呃,说的好像以前没用过正眼似的,其实以前一直用正眼,现在用更正的眼,原来还是个孩子,现在已经是个年轻的男人,他摆明用打量的眼神看着卫殊,毫不犹豫地喝下酒,“你好自为之。”
说得很轻,几乎连边放都没有听见。
卫殊却听听得清清楚楚,因为那是对他的,有一瞬间,他就清楚这位看透了自己,心一下子就堵得慌,神色间还有些慌乱,因为他的年轻,以至于叫他还不能真正的喜怒不形于色,眼看着陈烈要走开――
他快速地上前两步,惊见别人投过来的视线,他又稍稍地控制住脚步,控制住脸上的表情,微微笑着,显得有几分矜贵,还有几分高傲,状似与陈烈并肩站在一起,“陈叔叔,您最近被谁给盯上了吗?”
即使想着要怎么做才算是最好的,他还是忍不住要问。
陈烈停了脚步,左手慢慢地举起来,指向他自己的胸膛,脸上诧异的表情恰到好处,丝毫不让人觉得太假,“我吗?”
卫殊心里极不平静,即使想质问他为什么那么不小心叫别人盯上还拍了照片,甚至是绯闻满天飞,都叫他非常不满意如今这状态,他相信景灿灿吗?
是相信的。
他晓得她的。
可这样子晓得她性的他,要将她甩在一边,独自前行。
有时候,半夜时他看着她的睡脸,真想想什么都不想干了,就跟她好好地在一起,可是很快地理智就回了笼,告诉她这是不行的,他只能是硬着心肠往前走,走得越远越好,――要尽快地掌握一切,不再让自己的路把握在别人手里。
“灿灿都不敢出门的。”卫殊晓得自己不应该提起灿灿,还是提了提,“陈叔叔,我们灿灿是胆小鬼,被头条吓坏了,生怕走到路上就叫人认出来――”
闻言,陈烈眉头略略皱起,那点点惊讶就露在脸上,“背对着门,谁能认得她?”
他说得到轻巧,完全不是卫殊所想听到的角度,尽管那么说也没有错,可他还是觉得挺不高兴听到这个,――却是不准备再说什么了,他没能叫她变得更幸福些。

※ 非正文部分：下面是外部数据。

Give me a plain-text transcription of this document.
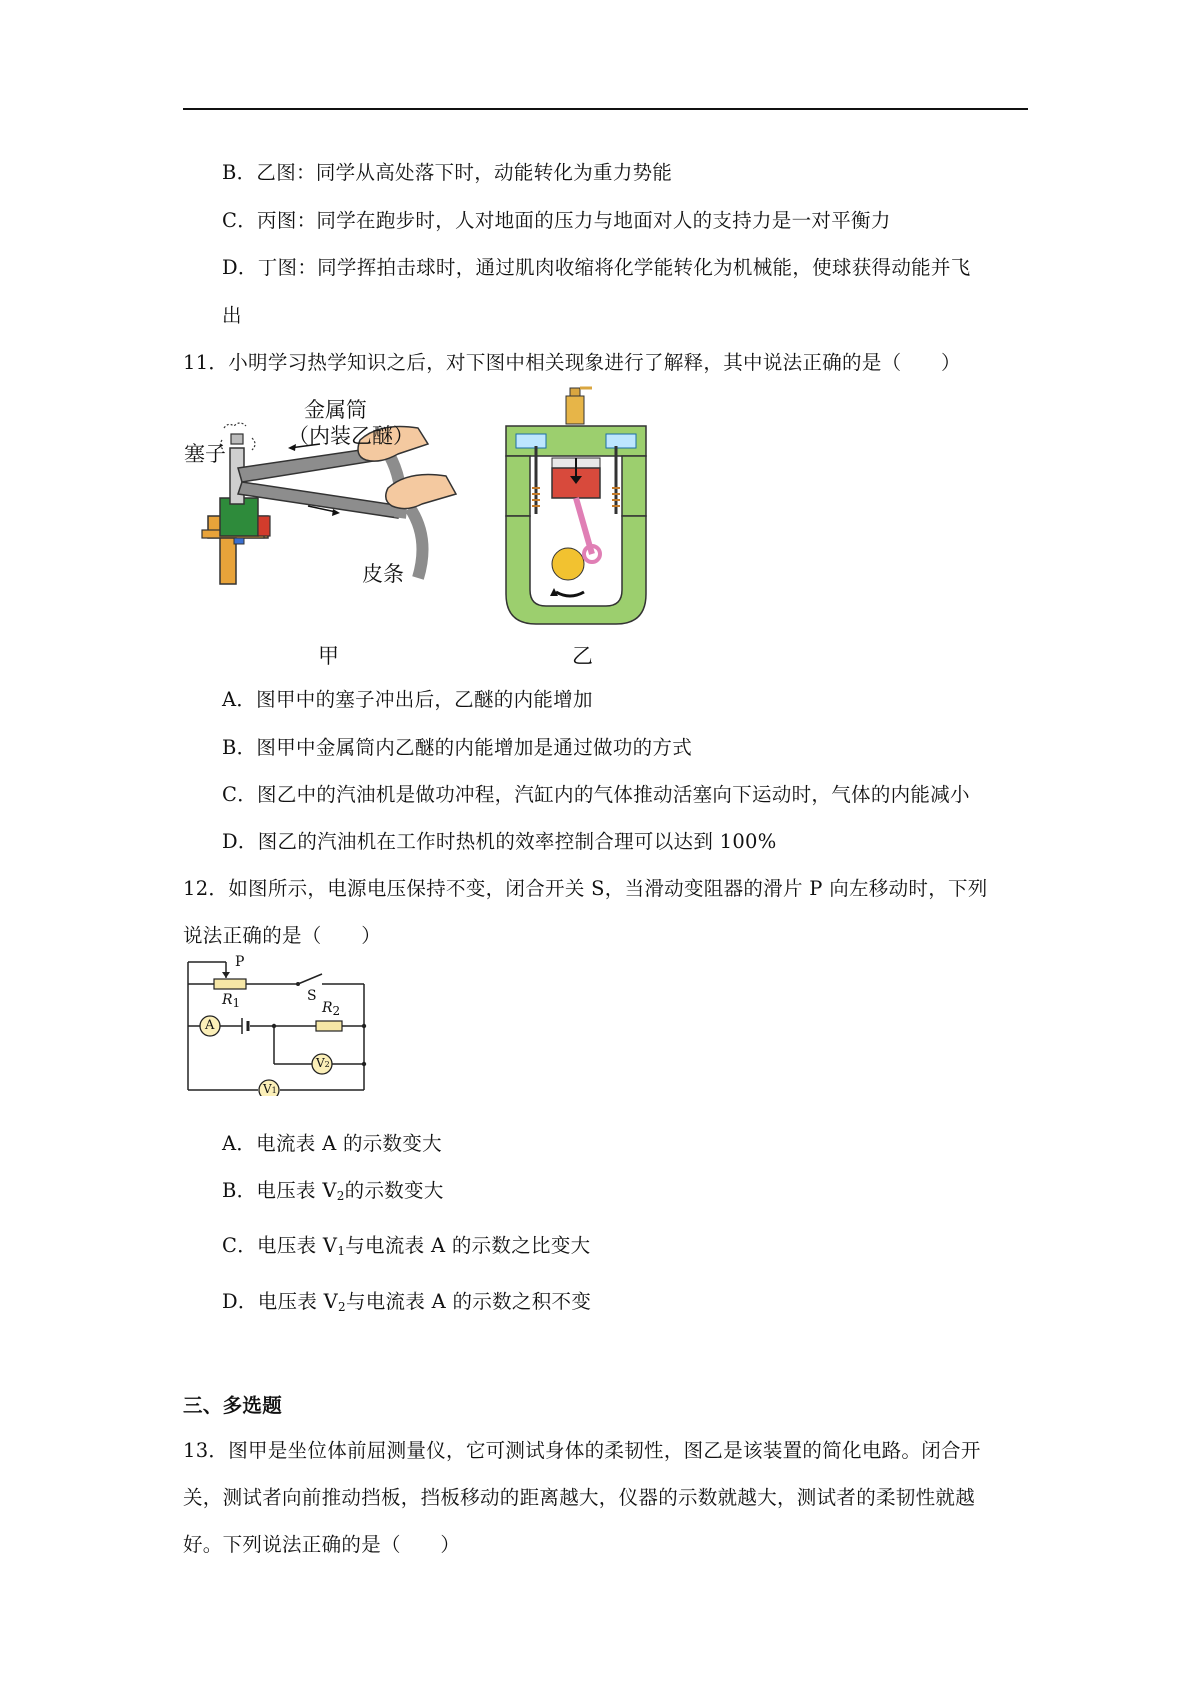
B．乙图：同学从高处落下时，动能转化为重力势能
C．丙图：同学在跑步时，人对地面的压力与地面对人的支持力是一对平衡力
D．丁图：同学挥拍击球时，通过肌肉收缩将化学能转化为机械能，使球获得动能并飞
出
11．小明学习热学知识之后，对下图中相关现象进行了解释，其中说法正确的是（　　）
金属筒
（内装乙醚）
塞子
皮条
甲	乙
A．图甲中的塞子冲出后，乙醚的内能增加
B．图甲中金属筒内乙醚的内能增加是通过做功的方式
C．图乙中的汽油机是做功冲程，汽缸内的气体推动活塞向下运动时，气体的内能减小
D．图乙的汽油机在工作时热机的效率控制合理可以达到 100%
12．如图所示，电源电压保持不变，闭合开关 S，当滑动变阻器的滑片 P 向左移动时，下列
说法正确的是（　　）
P
R1	S
R2
A
V2
V1
A．电流表 A 的示数变大
B．电压表 $V_2$的示数变大
C．电压表 $V_1$与电流表 A 的示数之比变大
D．电压表 $V_2$与电流表 A 的示数之积不变
三、多选题
13．图甲是坐位体前屈测量仪，它可测试身体的柔韧性，图乙是该装置的简化电路。闭合开
关，测试者向前推动挡板，挡板移动的距离越大，仪器的示数就越大，测试者的柔韧性就越
好。下列说法正确的是（　　）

他本来想叫她变得更幸福,其实只是给她画了个大饼充饥。
“灿灿一直把您当成亲叔叔一样尊敬。”他忍不住讲了一句,“就跟周爷爷一样,她也把人当成亲爷爷似的,有时候她脾气不太好,还希望陈叔叔大人不计小人过,就原谅她一回……”
“卫殊?”
他的话还没说完,卫明就走过来了,老远地就看到惟一的儿子在跟陈烈说着话,瞧陈烈的表情,他心知肚明,那绯闻,他怎么可能不知道,就是知道才不想让惟一的儿子站在陈烈身边,这个人,能结交,但是能挡住所有人的光彩。
他们卫家能让人一直挡着吗?
不可能。
可跟陈烈闹得有嫌隙,完全能影响到卫氏。
陈烈弄得风生水起进军商界,不止是亿达广场在建,还有投资房地产,更是四处开花,资金极为充足,丝毫没有为资金烦恼的机会,势头正劲,几乎将卫氏甩在一边,卫氏依旧是兢兢业业地干着自己的实业,丝毫没有能朝新事物发展的迹象。
他急。
为了卫家。
卫氏当年差点儿倒闭,全靠他娶了个有钱的老婆,――有钱的老婆那是有嫁妆,嫁妆并非来自老丈人罗家,而是来自于他老婆的外祖家,他老丈人趁原配一死,就把外头的女儿带回家来,还自欺欺人般的说是有对双胞胎女儿。
“爸。”卫殊低垂眼睛,极为恭敬。
“跟你陈叔在聊些什么呢?”卫明拍拍他的肩膀,对上陈烈,一贯的好态度,丝毫不像心里想的那般多,还颇有点恨铁不成钢的意思,转而面向陈烈,“他最近才懂点事,以前可一直麻烦你的,我这个当爸的都觉得对不住你。”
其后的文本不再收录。